Reminded me that when the USA Congress declared war on Iraq, only ONE Congressperson had a child in the military. Reminds me that when the USA has no draft, the military must rely on volunteers, many of whom come from economically deprived segments of the population. Would the face of war change if those in charge of making the decisions had to sacrifice their own? According to the Ancient Greeks and Jews, No.
Sacrifices of war are sanctioned in the sacred texts of the ancient Greeks and Hebrews which have been said to be the foundation of (western or all) culture and which were force-fed to the heathens under colonialism. Sobering thought indeed!
You have spoken wisdom here and given us a way to the heart-breaking heart of the story. Thank you.
If Jephthah Daughter’s story were taught in a manner that encouraged critical thinking skills and engaged students in the creation of midrash, then like Judith Plaskow, I would be delighted if it were included in liturgies.

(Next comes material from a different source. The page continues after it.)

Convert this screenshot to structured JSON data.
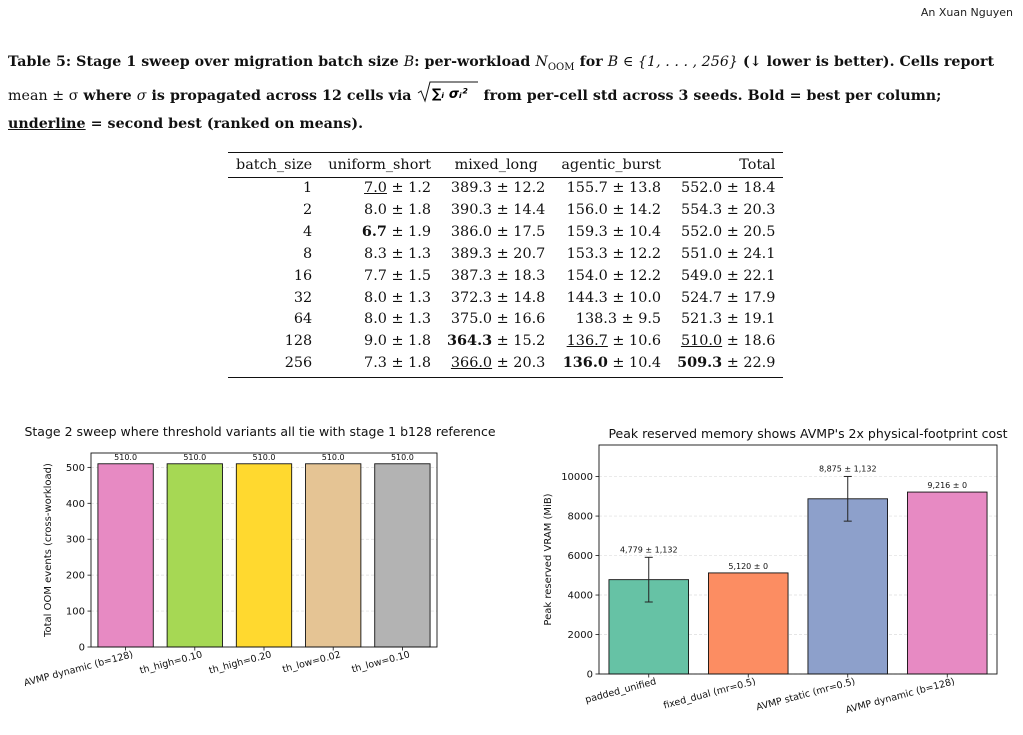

A wise teacher could bring forth much knowledge from her students with such texts. Also, the talk of war in regards to song reminds me of Sting’s refrain, “I hope the Russian’s love their children, too!” Isn’t it the children, our beloved daughters, we sacrifice in war?
Yes, Karen. The question is how to ensure that these texts are not just read, and not just commented upon, but also repudiated as models for a sacred path.
We might also consider the unnamed daughter of King Midas, he of the golden touch. Next to gold, he loved his daughter more than anything else. When Dionysus said he could have a wish, he asked that anything he touched be turned to gold. Soon Midas was surrounded by gold. Then he touched his supper. His food turned to gold. He couldn’t eat. Then his daughter came up to him for a hug. She was turned into a golden statue. It’s not just for victory in war that men sacrifice their daughters. It’s for wealth, which equals power. Would any woman ask for the “gifts” Jephthah, Agamemnon, Midas, and other warriors and kings asked for? Would any goddess grant such a gift?
Thanks for adding greed to war-mongering as the “sins” of patriarchy, Barbara!
Barbara and Nancy your interchange brings us back to my earlier posts on patriarchy–created at the intersection of war, private property (=greed), and the control of women.
Powerful writing full of peace and wisdom! Thank you Carol. (I loved the song)
Thanks you Carol! It was a real A-Ha moment for me. I have sent this on to a number of friends, including two rabbis, who are into re-framing Biblical and other stories. One said that it made her morning and another re-sent it to her friends! I look forward to the next one.
Thanks Judith. The rabbis’ responses made my day (or given time differences evening)! We can speak to each other across religious differences about the harm that patriarchy has done in almost all traditions, not just the Hebrew, but also the Greek.